Book

Responsible Parties: Saving Democracy from Itself

Frances McCall Rosenbluth, the Damon Wells Professor of Political Science, and Ian Shapiro, Sterling Professor of Political Science (Yale University Press)
Cover of the book titled "Responsible Parties."

Frances McCall Rosenbluth, the Damon Wells Professor of Political Science, and Ian Shapiro, Sterling Professor of Political Science

(Yale University Press)

In recent decades, democracies across the world have adopted measures to increase popular involvement in political decisions. Parties have turned to primaries and local caucuses to select candidates; ballot initiatives and referenda allow citizens to enact laws directly; many places now use proportional representation, encouraging smaller, more specific parties rather than two dominant ones. Yet voters keep getting angrier, the authors contend. There is a steady erosion of trust in politicians, parties, and democratic institutions, culminating most recently in major populist victories in the United States, the United Kingdom, and elsewhere.

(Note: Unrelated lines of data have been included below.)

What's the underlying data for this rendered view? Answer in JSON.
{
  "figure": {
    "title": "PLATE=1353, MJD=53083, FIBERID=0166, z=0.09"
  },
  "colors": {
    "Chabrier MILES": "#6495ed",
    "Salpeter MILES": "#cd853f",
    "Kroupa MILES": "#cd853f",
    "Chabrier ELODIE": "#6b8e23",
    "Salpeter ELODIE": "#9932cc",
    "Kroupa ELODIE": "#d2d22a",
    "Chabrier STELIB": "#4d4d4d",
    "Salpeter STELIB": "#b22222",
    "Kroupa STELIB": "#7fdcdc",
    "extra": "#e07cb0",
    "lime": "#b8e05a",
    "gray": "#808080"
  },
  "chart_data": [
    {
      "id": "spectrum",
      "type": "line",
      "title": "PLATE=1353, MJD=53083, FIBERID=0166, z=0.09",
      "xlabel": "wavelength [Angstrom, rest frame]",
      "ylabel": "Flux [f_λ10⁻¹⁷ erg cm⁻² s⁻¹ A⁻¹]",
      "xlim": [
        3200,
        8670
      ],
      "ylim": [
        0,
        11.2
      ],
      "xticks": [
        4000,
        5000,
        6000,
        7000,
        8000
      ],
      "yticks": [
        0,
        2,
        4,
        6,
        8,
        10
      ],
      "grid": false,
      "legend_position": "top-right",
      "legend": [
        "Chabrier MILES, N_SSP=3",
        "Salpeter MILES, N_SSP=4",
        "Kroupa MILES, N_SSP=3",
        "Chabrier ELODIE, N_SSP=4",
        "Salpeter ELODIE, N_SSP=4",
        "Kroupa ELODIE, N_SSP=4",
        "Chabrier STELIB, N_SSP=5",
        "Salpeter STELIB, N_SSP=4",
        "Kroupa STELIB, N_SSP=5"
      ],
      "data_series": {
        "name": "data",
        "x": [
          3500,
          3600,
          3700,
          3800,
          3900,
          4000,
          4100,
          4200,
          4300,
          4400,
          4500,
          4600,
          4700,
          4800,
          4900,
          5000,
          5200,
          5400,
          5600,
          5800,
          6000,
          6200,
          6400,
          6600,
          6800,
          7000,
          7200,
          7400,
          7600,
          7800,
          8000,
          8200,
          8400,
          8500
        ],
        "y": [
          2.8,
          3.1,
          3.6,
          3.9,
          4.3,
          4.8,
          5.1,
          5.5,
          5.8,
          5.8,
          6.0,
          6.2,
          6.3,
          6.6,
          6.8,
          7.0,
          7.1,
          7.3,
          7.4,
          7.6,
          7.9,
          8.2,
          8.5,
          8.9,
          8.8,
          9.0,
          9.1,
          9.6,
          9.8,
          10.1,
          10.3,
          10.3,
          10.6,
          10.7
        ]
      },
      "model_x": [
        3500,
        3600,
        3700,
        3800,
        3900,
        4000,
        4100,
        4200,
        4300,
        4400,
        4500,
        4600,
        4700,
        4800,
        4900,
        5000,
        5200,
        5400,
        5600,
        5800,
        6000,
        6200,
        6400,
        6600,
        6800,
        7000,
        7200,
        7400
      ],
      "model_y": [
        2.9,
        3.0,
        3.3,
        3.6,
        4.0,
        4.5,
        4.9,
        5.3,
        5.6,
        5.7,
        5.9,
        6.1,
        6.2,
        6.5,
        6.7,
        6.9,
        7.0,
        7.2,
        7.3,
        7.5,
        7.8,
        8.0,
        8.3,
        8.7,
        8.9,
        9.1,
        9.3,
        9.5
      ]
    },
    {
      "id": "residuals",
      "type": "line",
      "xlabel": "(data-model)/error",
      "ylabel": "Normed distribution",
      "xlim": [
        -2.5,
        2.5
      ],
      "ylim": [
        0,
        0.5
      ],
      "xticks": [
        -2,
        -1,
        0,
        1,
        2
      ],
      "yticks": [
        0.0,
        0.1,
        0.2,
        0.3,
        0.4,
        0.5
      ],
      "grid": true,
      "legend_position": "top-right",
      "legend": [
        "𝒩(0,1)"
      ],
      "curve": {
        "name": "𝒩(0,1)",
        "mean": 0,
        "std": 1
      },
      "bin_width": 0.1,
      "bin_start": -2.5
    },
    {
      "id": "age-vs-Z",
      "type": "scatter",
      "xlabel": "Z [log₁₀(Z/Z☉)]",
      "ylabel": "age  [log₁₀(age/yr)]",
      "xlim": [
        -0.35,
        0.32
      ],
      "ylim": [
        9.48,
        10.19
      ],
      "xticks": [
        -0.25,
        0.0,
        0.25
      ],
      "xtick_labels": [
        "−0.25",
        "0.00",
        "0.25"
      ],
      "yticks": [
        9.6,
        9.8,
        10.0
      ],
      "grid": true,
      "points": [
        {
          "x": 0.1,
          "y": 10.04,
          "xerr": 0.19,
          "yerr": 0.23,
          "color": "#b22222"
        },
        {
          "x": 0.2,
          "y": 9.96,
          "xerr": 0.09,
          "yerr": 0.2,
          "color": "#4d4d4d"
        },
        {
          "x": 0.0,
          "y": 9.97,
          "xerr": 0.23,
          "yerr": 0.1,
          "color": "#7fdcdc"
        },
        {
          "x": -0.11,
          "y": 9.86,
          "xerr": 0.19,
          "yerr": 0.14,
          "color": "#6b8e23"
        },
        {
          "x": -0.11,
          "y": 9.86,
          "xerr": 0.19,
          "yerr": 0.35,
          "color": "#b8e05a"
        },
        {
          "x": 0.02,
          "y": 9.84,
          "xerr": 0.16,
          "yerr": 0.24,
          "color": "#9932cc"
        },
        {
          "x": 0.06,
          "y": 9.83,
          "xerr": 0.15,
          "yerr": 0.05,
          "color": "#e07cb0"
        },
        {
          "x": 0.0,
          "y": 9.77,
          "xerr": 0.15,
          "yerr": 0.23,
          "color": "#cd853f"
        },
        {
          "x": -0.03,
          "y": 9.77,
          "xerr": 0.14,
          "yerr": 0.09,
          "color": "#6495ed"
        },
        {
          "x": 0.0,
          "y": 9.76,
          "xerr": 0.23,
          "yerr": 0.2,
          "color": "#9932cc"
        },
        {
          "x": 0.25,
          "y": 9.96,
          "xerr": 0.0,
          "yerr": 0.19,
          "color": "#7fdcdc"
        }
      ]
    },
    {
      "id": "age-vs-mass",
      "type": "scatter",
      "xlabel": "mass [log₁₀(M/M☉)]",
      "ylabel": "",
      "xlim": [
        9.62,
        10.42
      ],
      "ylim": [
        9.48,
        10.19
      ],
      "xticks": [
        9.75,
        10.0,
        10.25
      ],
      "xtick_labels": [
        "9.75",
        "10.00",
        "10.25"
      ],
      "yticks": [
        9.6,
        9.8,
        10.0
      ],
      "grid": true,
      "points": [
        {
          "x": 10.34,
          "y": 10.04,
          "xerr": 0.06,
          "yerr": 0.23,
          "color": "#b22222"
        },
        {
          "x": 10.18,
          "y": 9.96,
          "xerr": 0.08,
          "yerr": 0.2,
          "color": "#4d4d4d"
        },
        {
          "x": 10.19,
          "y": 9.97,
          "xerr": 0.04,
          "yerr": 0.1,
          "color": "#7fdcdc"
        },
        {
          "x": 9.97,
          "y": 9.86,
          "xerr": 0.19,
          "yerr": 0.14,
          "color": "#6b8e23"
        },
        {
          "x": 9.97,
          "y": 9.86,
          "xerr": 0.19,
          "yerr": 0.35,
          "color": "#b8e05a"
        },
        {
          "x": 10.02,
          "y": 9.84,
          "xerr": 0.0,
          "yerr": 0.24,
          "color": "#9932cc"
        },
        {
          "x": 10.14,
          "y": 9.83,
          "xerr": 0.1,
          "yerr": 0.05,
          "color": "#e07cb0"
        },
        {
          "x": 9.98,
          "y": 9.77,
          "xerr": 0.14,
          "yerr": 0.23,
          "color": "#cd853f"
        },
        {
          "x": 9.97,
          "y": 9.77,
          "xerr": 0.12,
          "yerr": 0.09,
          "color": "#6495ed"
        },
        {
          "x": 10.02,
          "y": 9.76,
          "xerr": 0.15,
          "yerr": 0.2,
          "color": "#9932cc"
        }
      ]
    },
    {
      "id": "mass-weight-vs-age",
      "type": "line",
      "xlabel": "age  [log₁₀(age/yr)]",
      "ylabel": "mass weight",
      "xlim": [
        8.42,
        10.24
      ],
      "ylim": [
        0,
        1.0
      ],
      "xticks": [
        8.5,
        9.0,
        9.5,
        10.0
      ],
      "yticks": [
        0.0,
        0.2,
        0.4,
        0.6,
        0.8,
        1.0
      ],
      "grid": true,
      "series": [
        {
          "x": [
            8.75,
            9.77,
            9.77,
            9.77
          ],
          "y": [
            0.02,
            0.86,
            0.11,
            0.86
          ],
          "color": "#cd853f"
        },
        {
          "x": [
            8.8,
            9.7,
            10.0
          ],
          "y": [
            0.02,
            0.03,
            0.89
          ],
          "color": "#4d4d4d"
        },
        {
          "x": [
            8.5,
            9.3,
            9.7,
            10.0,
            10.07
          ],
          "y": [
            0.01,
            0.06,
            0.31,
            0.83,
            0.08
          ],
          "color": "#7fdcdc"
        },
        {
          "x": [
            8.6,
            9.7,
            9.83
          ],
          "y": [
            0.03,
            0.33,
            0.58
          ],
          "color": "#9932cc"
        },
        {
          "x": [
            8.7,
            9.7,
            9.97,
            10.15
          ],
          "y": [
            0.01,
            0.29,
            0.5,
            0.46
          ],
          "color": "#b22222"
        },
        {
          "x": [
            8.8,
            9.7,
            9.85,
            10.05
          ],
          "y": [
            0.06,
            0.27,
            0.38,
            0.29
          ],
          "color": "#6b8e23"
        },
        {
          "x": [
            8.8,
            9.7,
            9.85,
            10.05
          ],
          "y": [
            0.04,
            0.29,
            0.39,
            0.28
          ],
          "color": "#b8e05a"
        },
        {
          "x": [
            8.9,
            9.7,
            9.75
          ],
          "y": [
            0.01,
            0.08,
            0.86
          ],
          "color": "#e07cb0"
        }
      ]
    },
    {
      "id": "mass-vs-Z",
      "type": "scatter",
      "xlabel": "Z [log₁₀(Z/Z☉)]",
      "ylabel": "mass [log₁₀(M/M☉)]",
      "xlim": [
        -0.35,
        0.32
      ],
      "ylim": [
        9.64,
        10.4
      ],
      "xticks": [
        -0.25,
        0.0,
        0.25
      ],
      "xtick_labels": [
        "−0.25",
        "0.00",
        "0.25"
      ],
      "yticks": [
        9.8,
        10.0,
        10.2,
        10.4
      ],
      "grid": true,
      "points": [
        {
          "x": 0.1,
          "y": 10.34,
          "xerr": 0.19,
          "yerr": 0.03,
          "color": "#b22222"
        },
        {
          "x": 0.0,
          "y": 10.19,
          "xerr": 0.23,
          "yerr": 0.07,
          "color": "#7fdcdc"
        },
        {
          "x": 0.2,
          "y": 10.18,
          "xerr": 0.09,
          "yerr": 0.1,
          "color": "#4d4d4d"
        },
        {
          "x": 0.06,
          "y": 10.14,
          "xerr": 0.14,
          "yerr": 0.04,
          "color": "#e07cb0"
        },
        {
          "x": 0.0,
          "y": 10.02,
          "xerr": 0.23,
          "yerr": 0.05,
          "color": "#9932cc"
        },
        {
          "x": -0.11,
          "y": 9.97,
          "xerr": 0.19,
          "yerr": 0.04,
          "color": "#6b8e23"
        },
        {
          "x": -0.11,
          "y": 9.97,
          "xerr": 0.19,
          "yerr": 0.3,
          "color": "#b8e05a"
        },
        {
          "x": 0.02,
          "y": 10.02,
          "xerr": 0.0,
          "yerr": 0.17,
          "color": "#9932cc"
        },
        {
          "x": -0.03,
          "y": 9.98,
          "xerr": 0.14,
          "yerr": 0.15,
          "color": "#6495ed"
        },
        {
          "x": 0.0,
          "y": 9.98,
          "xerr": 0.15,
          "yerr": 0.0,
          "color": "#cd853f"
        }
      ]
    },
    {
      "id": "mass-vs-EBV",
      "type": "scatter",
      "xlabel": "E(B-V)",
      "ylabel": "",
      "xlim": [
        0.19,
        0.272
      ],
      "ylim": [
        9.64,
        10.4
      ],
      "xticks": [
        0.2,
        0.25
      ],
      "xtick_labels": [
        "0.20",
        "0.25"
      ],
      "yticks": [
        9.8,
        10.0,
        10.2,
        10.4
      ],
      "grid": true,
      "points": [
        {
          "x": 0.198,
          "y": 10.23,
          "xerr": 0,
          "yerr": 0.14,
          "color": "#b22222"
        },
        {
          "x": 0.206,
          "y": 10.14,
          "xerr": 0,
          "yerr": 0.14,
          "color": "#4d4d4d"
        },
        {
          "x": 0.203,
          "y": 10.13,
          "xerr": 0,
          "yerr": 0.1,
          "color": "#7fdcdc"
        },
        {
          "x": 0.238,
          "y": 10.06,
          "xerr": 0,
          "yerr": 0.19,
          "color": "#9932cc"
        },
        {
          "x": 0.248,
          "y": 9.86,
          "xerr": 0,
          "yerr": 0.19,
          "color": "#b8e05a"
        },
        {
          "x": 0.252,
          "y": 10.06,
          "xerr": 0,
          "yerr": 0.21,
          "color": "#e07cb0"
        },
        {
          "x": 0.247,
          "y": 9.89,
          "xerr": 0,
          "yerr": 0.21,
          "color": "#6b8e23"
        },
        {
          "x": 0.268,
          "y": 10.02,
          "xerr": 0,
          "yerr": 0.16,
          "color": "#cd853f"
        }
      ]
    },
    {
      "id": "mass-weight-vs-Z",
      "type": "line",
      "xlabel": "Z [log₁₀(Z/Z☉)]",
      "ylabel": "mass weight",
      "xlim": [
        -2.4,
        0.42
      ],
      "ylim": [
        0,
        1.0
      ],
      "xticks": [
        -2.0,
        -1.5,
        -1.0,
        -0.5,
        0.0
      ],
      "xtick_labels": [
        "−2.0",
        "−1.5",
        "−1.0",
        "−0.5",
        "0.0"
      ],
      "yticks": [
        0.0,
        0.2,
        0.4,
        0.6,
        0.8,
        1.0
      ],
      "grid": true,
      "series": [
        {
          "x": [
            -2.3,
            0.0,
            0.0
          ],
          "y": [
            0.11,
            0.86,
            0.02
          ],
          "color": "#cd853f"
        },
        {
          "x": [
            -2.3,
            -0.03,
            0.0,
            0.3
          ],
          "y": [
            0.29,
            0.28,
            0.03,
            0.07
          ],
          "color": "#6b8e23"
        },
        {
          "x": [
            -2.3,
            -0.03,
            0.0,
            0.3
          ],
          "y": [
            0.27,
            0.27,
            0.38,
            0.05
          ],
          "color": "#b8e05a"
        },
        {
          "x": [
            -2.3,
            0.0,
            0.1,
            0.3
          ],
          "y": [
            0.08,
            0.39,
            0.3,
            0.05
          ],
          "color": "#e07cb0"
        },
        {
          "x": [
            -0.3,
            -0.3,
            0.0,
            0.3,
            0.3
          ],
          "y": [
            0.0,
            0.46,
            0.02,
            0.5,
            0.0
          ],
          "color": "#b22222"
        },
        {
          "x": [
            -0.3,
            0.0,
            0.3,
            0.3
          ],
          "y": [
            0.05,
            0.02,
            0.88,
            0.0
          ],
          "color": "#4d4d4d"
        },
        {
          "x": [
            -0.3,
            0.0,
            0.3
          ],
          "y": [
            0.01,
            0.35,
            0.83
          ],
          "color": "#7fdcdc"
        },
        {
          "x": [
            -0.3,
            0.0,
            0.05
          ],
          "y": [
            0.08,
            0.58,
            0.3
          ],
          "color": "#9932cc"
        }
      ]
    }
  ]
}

Frances Rosenbluth and Ian Shapiro argue that devolving power to the grass roots is part of the problem. Efforts to decentralize political decision-making have made governments and especially political parties less effective and less able to address constituents’ long-term interests. They argue that to restore confidence in governance, we must restructure our political systems to restore power to the core institution of representative democracy: the political party.